Zeïnabou A. Touré : « C’est Fouss qui a assassiné mon fils ! »

Âgée de soixante ans, Zeinabou Abdoulaye Touré fait partie des familles de victimes présentes au procès Sanogo. Aliou Boncana Maiga, son fils fait partie des 21 bérets rouges dont les corps ont été découverts en décembre 2013 à Diago. C’est dans sa chambre d’hôtel au Kaaky Palace qu’elle nous a reçu. 

Journal du Mali : Vous faites partie des familles de victimes, pouvez-vous nous raconter votre histoire ?
Zeïnabou Abdoulaye Toure : je suis la mère de Aliou Boncana Maiga, soldat béret rouge de 2ème classe. J’étais chez moi à Mayena dans le cercle de Bafoulabe du 30 au 1er mai 2012 lorsque j’ai vu à la TV mon fils aux mains d’un soldat béret Vert qui le questionnait. Je n’ai pas compris pourquoi Aliou se trouvait dans une telle situation. J’ai donc appelé immédiatement son père au téléphone pour lui demander d’allumer la télé. Le lendemain j’ai appelé ma petite sœur à Bamako chez qui Aliou vivait quand il n’était pas au camp. C’est comme ça que j’ai eu la confirmation de son arrestation. La veille Aliou avait quitté la maison de sa tante pour ses cours d’anglais. Il a été arrêté lors d’une fouille dans un Sotrama alors qu’il rentrait à la maison. Ne pouvant plus d’attendre, j’ai décidé de me rendre à Bamako. Entre temps ses frères ont visité les commissariats et gendarmeries de Bamako. L’un des frères d’Aliou, un béret vert, a été jusqu’au camp de Kati pour dire quAliou ne faisait pas partie des militaires qui ont participé au coup d’État. Malgré cela, il n’a pas été relâché. Je me suis rendu sur place. J‘ai rencontré au camp un garde du corps de Haya Sanogo. Il se faisait appeler Rougeo. J’ai demandé à rencontrer Haya. Après une altercation entre moi et Rougeo, Haya est finalement sorti de son bureau. Je lui ai fait part de l’objet de ma visite. Il ma répondu en ces termes, « maman votre fils va bien ainsi que tous les autres. Rentrez vous reposer et tranquillisez-vous ». J’ai demandé à parler à mon fils au téléphone, il a refusé. Le lendemain j’ai été à Konna ensuite à Sikasso à la recherche de mon fils. Lorsque le charnier de Diago a été découvert, j’ai rejoins le juge Yaya Karembé ainsi que d’autres familles des victimes. On a été entendu. Ensuite nous avons effectué un test ADN avec les corps des soldats morts. Aliou se trouvait parmi les 21 soldats assassinés. Depuis, je ne dors plus.

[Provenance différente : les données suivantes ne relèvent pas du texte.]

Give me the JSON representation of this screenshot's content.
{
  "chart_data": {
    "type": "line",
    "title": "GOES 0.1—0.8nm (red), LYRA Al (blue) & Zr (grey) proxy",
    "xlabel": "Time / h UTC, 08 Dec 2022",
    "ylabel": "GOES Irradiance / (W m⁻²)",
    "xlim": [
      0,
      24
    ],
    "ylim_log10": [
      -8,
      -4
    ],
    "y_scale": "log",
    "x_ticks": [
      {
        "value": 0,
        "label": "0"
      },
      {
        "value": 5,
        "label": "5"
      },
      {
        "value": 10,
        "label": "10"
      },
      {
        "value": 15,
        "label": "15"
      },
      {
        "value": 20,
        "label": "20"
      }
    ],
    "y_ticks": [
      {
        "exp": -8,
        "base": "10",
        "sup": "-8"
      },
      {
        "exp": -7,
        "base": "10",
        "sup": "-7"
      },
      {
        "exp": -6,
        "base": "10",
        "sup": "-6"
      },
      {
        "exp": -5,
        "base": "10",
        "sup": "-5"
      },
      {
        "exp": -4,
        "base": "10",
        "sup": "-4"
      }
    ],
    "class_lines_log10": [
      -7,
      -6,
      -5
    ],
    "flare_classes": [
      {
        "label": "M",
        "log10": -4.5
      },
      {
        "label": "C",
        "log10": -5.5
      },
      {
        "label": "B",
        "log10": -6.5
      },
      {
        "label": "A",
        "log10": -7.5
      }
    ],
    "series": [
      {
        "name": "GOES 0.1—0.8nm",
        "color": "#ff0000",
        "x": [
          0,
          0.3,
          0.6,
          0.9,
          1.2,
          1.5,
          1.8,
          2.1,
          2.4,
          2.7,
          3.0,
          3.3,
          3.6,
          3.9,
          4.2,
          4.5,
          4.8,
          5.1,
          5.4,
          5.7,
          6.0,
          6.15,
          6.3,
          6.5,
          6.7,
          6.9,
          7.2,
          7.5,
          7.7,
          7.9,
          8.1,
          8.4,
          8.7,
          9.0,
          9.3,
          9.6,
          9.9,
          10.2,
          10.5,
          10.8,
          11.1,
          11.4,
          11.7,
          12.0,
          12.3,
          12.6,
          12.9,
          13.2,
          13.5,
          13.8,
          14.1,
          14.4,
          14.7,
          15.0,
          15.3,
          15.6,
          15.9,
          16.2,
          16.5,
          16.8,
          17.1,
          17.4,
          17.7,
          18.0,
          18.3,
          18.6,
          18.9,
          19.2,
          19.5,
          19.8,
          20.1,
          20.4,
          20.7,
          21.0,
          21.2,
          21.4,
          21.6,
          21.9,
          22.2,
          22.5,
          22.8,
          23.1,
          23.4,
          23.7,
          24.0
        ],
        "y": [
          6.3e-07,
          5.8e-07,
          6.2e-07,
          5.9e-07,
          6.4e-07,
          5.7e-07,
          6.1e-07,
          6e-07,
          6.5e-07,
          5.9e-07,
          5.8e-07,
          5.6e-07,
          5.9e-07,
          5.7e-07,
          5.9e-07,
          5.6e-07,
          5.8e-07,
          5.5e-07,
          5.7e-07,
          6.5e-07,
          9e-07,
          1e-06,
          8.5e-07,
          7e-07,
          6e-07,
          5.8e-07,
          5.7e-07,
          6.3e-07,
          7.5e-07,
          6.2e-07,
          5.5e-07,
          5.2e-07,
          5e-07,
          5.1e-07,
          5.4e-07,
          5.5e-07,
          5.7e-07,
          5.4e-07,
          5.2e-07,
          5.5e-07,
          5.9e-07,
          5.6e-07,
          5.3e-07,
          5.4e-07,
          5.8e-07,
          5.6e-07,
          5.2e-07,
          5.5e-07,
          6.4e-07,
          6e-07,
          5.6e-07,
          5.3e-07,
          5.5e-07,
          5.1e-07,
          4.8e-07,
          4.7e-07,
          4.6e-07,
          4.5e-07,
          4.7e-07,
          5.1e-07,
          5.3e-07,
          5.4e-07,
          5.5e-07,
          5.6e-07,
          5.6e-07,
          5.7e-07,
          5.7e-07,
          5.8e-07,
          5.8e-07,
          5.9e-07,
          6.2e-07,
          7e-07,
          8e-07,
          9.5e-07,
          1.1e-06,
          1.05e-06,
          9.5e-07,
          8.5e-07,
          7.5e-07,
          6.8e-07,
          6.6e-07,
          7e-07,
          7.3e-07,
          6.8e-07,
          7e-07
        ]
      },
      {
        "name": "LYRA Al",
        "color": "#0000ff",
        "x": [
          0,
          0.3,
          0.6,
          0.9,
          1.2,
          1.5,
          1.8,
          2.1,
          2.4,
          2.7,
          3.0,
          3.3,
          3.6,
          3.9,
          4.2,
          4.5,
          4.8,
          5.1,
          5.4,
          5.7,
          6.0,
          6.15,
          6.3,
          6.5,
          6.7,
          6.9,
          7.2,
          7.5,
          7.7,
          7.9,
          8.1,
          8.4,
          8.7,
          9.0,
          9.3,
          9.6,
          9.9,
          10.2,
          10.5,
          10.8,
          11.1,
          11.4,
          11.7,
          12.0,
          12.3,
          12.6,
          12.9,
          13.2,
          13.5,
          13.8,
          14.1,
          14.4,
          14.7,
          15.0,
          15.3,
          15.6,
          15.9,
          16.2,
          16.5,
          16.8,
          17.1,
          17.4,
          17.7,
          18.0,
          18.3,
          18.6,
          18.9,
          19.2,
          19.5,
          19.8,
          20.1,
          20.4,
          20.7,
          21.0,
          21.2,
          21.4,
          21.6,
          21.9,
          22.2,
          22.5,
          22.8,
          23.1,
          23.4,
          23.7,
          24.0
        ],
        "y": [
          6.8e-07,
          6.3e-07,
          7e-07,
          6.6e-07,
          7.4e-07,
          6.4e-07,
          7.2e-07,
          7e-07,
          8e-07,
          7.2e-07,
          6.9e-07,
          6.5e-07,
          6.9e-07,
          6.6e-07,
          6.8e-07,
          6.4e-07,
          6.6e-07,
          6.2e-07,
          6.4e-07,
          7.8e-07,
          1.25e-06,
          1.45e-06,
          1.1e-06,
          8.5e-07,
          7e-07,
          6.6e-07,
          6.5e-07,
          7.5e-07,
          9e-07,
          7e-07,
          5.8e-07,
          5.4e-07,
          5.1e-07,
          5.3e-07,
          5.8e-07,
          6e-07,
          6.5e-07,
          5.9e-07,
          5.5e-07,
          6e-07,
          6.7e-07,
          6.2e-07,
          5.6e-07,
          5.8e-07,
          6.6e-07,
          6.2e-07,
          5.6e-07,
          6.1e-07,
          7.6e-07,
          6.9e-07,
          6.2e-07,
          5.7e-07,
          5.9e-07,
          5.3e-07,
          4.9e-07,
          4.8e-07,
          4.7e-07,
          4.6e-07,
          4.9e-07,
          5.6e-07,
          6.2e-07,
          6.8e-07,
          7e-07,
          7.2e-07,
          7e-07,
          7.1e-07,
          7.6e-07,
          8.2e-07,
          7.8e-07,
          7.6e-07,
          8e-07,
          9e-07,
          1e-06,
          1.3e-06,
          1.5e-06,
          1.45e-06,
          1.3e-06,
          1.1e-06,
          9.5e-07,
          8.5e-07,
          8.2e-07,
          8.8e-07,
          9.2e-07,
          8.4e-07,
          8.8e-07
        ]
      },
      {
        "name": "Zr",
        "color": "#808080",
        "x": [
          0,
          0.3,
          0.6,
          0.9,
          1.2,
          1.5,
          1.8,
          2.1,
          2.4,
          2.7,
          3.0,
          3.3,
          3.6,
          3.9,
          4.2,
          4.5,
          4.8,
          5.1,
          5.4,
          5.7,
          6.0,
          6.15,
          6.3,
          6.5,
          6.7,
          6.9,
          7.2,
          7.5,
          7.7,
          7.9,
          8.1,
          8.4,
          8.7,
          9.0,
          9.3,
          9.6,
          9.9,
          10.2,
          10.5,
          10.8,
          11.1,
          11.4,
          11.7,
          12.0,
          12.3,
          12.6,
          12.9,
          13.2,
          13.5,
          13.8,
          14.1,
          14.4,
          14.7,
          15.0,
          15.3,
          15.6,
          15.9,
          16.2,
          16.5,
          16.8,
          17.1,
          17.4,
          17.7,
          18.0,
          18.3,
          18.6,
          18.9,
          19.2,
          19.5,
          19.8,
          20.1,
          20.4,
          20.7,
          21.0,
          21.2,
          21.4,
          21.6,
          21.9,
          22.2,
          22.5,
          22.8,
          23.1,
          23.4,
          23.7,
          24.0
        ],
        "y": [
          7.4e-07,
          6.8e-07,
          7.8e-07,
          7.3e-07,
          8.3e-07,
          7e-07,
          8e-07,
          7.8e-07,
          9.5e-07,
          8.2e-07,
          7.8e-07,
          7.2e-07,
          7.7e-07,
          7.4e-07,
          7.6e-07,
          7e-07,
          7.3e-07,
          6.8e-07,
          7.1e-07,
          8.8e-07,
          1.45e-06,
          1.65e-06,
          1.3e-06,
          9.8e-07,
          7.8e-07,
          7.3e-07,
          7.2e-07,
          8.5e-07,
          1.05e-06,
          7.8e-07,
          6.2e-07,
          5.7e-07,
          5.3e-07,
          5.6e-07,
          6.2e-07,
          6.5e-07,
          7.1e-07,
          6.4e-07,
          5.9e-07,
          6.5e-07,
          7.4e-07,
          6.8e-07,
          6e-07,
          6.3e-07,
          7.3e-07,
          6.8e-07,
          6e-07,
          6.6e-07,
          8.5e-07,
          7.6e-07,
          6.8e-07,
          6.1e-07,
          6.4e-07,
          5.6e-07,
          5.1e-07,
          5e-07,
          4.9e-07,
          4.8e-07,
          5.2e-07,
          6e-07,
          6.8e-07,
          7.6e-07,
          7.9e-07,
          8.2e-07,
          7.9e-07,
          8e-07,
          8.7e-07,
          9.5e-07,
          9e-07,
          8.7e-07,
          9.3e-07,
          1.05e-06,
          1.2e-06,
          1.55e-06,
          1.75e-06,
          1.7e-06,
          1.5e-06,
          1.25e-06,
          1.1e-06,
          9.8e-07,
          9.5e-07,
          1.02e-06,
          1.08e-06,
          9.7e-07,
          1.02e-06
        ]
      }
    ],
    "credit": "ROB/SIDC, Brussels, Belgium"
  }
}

Quel genre d’homme était Aliou ?
Il avait 28 ans lors de son arrestation. Il était grand et costaud. Il a été tué alors qu’il était fiancé. Aliou a une fille. Elle a sept ans aujourd’hui. J
e n’ai appris son existence qu’après sa mort. Aliou a quatre frères et quatre sœurs. Il était le cadet des garçons. C’était un jeune homme poli, respectueux et gentil. Il n’aurait pas faire de mal a une mouche. Il a été lâchement abattu par des individus mal intentionnés.

Après l’ouverture du procès hier et sa suspension de 48 heures, quelles sont vos impressions sur le procès à ce stade ?
Les avocats de la défense ne savaient pas que le procès atteindrait un tel niveau. Le délai de 48 heures demandé par la défense signifie beaucoup pour nous car ils savent que les victimes représentés par le collectif des avocats de la partie civile sont prêts à aller jusqu’au bout. Ils n’ont pas demandé deux jours de suspension pour rien. Ils savent ce que nous avons comme preuve.

Quelles sont vos attentes dans ce procès ?
Que justice soit faite. Que les coupables soient condamnés.

Pensez-vous que l’assassin de votre fils se trouve parmi les 18 accusés ?
Je le sais et j’ai les preuves. Un soldat nous l’a dit. Je suis certaine que c’est Fousseni Diarra dit Fouss.

Si vous étiez amenée à rencontrer une fois de plus Amadou Haya Sanogo. Que lui diriez-vous ?
Je lui dirais juste que lorsqu’il m’a dit que mon fils et les autres sont en parfaite santé, ils le sont maintenant. C’est tout. Il comprendra.